Some of the significant predictive risk factors for complications after pancreatoduodenectomy are increased intraoperative blood loss and the need for blood transfusion. The impact of pancreatoduodenectomy (PD) with early ligation of the inferior pancreatoduodenal artery (IPDA) on intraoperative blood loss and short-term outcomes is not well known. A retrospective review of patients who underwent standard PD (n=112) and pancreatoduodenectomy with early ligation of the IPDA (n=175) was undertaken. Early ligation of the IPDA, body mass index, sex, and operative time were independent risk factors for intraoperative blood loss. Intraoperative median blood loss in patients with early ligation of the IPDA was 380ml, which was significantly lower than 850ml in patients who had a standard PD (p<0.001).
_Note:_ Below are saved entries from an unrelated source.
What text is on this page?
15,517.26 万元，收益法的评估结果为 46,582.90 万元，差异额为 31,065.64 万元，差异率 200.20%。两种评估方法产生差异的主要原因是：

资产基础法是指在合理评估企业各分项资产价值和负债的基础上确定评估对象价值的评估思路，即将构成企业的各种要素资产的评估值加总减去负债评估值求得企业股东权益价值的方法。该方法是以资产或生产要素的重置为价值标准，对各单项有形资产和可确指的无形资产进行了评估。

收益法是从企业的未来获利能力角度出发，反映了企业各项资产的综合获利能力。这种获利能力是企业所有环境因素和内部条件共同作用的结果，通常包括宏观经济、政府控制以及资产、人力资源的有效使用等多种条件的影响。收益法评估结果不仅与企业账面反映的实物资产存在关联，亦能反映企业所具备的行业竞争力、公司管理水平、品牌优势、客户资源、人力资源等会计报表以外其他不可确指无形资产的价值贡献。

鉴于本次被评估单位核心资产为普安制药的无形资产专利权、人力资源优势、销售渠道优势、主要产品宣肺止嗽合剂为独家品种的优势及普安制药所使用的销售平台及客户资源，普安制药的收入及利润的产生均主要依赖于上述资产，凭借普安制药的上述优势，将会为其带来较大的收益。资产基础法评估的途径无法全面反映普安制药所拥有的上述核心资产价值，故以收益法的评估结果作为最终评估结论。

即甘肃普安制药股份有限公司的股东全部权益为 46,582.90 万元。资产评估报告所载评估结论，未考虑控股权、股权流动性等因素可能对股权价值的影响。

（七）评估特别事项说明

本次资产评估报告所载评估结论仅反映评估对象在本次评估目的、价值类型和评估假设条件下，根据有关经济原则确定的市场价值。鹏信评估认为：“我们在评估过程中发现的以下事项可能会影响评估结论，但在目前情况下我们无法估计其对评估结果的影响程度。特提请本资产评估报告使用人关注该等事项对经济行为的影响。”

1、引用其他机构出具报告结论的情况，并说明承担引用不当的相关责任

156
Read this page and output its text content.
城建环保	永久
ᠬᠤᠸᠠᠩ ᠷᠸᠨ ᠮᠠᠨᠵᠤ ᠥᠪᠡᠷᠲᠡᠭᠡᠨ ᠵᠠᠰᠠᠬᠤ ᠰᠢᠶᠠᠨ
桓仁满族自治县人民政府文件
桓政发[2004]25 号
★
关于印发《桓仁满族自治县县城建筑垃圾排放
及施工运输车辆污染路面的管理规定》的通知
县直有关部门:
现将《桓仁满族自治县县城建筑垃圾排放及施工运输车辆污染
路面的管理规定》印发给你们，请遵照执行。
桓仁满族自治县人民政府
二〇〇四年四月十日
Although 51 patients (46%) with standard PD needed a perioperative blood transfusion, only four patients (2%) with early ligation of the IPDA received a perioperative red cell transfusion (p<0.001). The overall complication rates were 61% for patients with standard PD versus 45% for patients with early ligation of the IPDA (p=0.007). There were five in-hospital deaths (4.5%) of patients with standard PD versus zero in-hospital deaths (0.0%) of patients with early ligation of the IPDA (p=0.002). Early ligation of the inferior pancreatoduodenal artery not only reduced intraoperative blood loss during PD but also alleviated postoperative morbidity and mortality.